Fernando Gaviria is Sagan’s nemesis. The Colombian crashed within sight of the finish line last year and as bad as this was, it proved the neo-pro could handle a 300km race and reach Sanremo. Now we’ll see if he’s still got the zip in his legs, he’s an ex-track rider but this is a stamina sprint rather than speed contest. To make things harder he’s sustained a wrist injury after crashing on Thursday. This could be ruinous in a long race, especially when required to pull on the bars in the sprint. But so far the extent of his injuries is unknown, just pictures of him with a taped wrist so we don’t know if his wrist is duff… or bluff? Still he’ll lose a chainring for the ratings below for this. He leads a Quick Step team with more back-ups than Team Sky’s computers. Tom Boonen can sprint and add an extra line to his palmarès, the same for Paris-Tours winner Matteo Trentin although both are likely to lead out Gaviria. Julian Alaphilippe was drafted in late and is a good pick for Poggio attack and he’s perfect for the descent too, fearless and able to punch out of each bend and there’s Philippe Gilbert too for the very same role.
Arnaud Démare won last year and has an excellent long sprint for a finish like this.
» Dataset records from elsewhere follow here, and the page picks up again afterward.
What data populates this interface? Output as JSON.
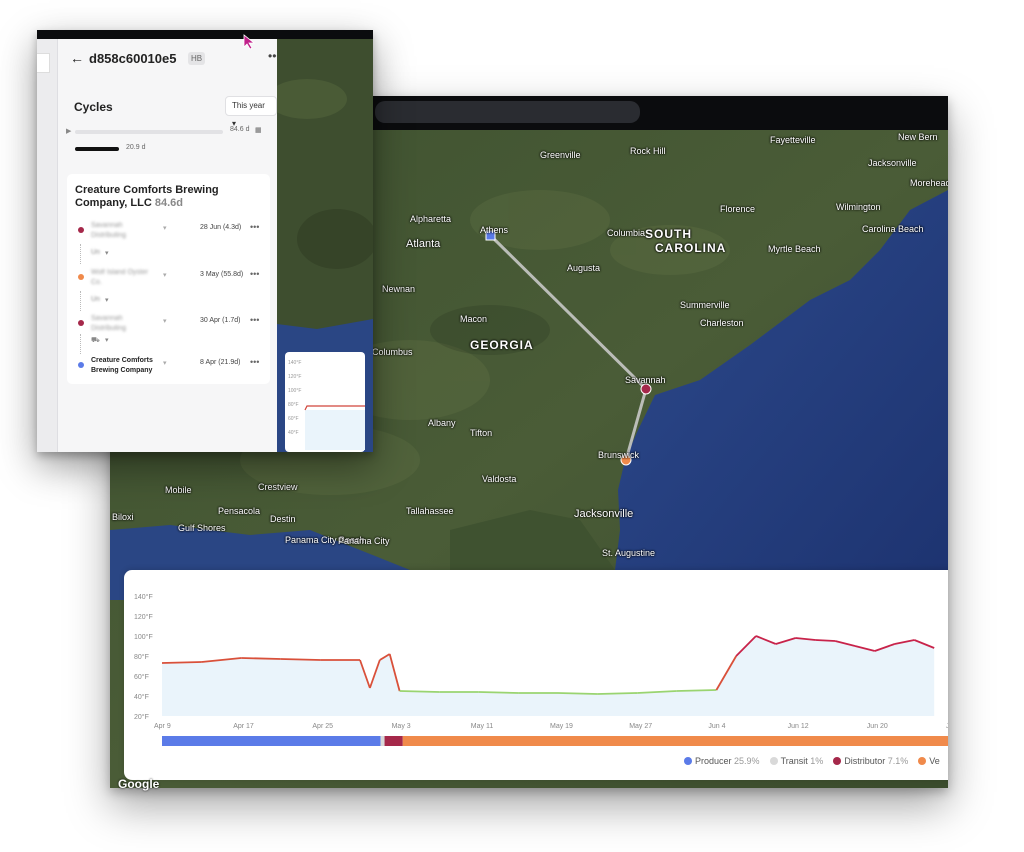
{
  "app": {
    "device_id": "d858c60010e5",
    "badge": "HB",
    "more_icon": "more-horizontal-icon",
    "back_icon": "arrow-left-icon"
  },
  "cycles": {
    "title": "Cycles",
    "period_select": "This year",
    "total_duration": "84.6 d",
    "progress_fraction": 1.0,
    "sub_duration": "20.9 d"
  },
  "company": {
    "name": "Creature Comforts Brewing Company, LLC",
    "days": "84.6d",
    "stops": [
      {
        "name": "Savannah Distributing",
        "date": "28 Jun (4.3d)",
        "color": "#a5284a",
        "blurred": true,
        "mode": "Un"
      },
      {
        "name": "Wolf Island Oyster Co.",
        "date": "3 May (55.8d)",
        "color": "#f08a4b",
        "blurred": true,
        "mode": "Un"
      },
      {
        "name": "Savannah Distributing",
        "date": "30 Apr (1.7d)",
        "color": "#a5284a",
        "blurred": true,
        "mode": "truck"
      },
      {
        "name": "Creature Comforts Brewing Company",
        "date": "8 Apr (21.9d)",
        "color": "#5b7be8",
        "blurred": false
      }
    ]
  },
  "mini_chart": {
    "y_ticks": [
      "140°F",
      "120°F",
      "100°F",
      "80°F",
      "60°F",
      "40°F"
    ]
  },
  "map": {
    "labels": {
      "states": [
        "SOUTH",
        "CAROLINA",
        "GEORGIA"
      ],
      "cities": [
        "Atlanta",
        "Athens",
        "Augusta",
        "Columbia",
        "Savannah",
        "Brunswick",
        "Jacksonville",
        "Tallahassee",
        "Macon",
        "Albany",
        "Tifton",
        "Valdosta",
        "Charleston",
        "Summerville",
        "Florence",
        "Wilmington",
        "Myrtle Beach",
        "Fayetteville",
        "Jacksonville",
        "Greenville",
        "Rock Hill",
        "Alpharetta",
        "Newnan",
        "Pensacola",
        "Mobile",
        "Destin",
        "Panama City Beach",
        "Panama City",
        "Gulf Shores",
        "Crestview",
        "St. Augustine",
        "Carolina Beach",
        "New Bern",
        "Morehead",
        "Biloxi",
        "Columbus"
      ],
      "google": "Google"
    }
  },
  "chart_data": {
    "type": "line",
    "title": "",
    "xlabel": "",
    "ylabel": "",
    "y_ticks": [
      "140°F",
      "120°F",
      "100°F",
      "80°F",
      "60°F",
      "40°F",
      "20°F"
    ],
    "ylim": [
      20,
      140
    ],
    "x_ticks": [
      "Apr 9",
      "Apr 17",
      "Apr 25",
      "May 3",
      "May 11",
      "May 19",
      "May 27",
      "Jun 4",
      "Jun 12",
      "Jun 20",
      "Jun 2"
    ],
    "series": [
      {
        "x": [
          "Apr 9",
          "Apr 13",
          "Apr 17",
          "Apr 21",
          "Apr 25",
          "Apr 29",
          "Apr 30",
          "May 1",
          "May 2",
          "May 3",
          "May 7",
          "May 11",
          "May 15",
          "May 19",
          "May 23",
          "May 27",
          "May 31",
          "Jun 4",
          "Jun 6",
          "Jun 8",
          "Jun 10",
          "Jun 12",
          "Jun 14",
          "Jun 16",
          "Jun 18",
          "Jun 20",
          "Jun 22",
          "Jun 24",
          "Jun 26"
        ],
        "values": [
          73,
          74,
          78,
          77,
          76,
          76,
          48,
          76,
          82,
          45,
          44,
          44,
          43,
          43,
          42,
          43,
          45,
          46,
          80,
          100,
          92,
          98,
          96,
          95,
          90,
          85,
          92,
          96,
          88
        ]
      }
    ],
    "segments": [
      {
        "label": "Producer",
        "pct": "25.9%",
        "color": "#5b7be8",
        "fraction": 0.276
      },
      {
        "label": "Transit",
        "pct": "1%",
        "color": "#d9d9d9",
        "fraction": 0.005
      },
      {
        "label": "Distributor",
        "pct": "7.1%",
        "color": "#a5284a",
        "fraction": 0.023
      },
      {
        "label": "Ve",
        "pct": "",
        "color": "#f08a4b",
        "fraction": 0.696
      }
    ],
    "grid": false
  }
}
As we saw in Paris-Nice he was the only rider to match Alaphilippe uphill on the opening stage so he’s in good form and has an FDJ team built around including the valuable additions of Davide Cimolai and Jacopo Guarnieri.
Michael Matthews was the five chainring pick a year ago and he remains a prototype contender because he can float over the climbs and has an excellent sprint. He seems to win big too, his palmarès is all quality. Sanremo is his big early season target and has been for the last couple of years. But how does he plot his path to the win? He can sprint but so many many others so does he try a move on the Poggio because he can climb better than other sprinters but what if the likes of Sagan arrive with him?
Alexander Kristoff doesn’t have to worry about tactical scenarios, he’ll surely settle for a sprint and nothing else. After all he won this way in 2014. He has the stamina for the sprint but hasn’t looked too sharp of late with a discreet ride in Paris-Nice but has been quiet before but made the podium in 2015 and was sixth last year too meaning Katusha’s captain knows just what it takes.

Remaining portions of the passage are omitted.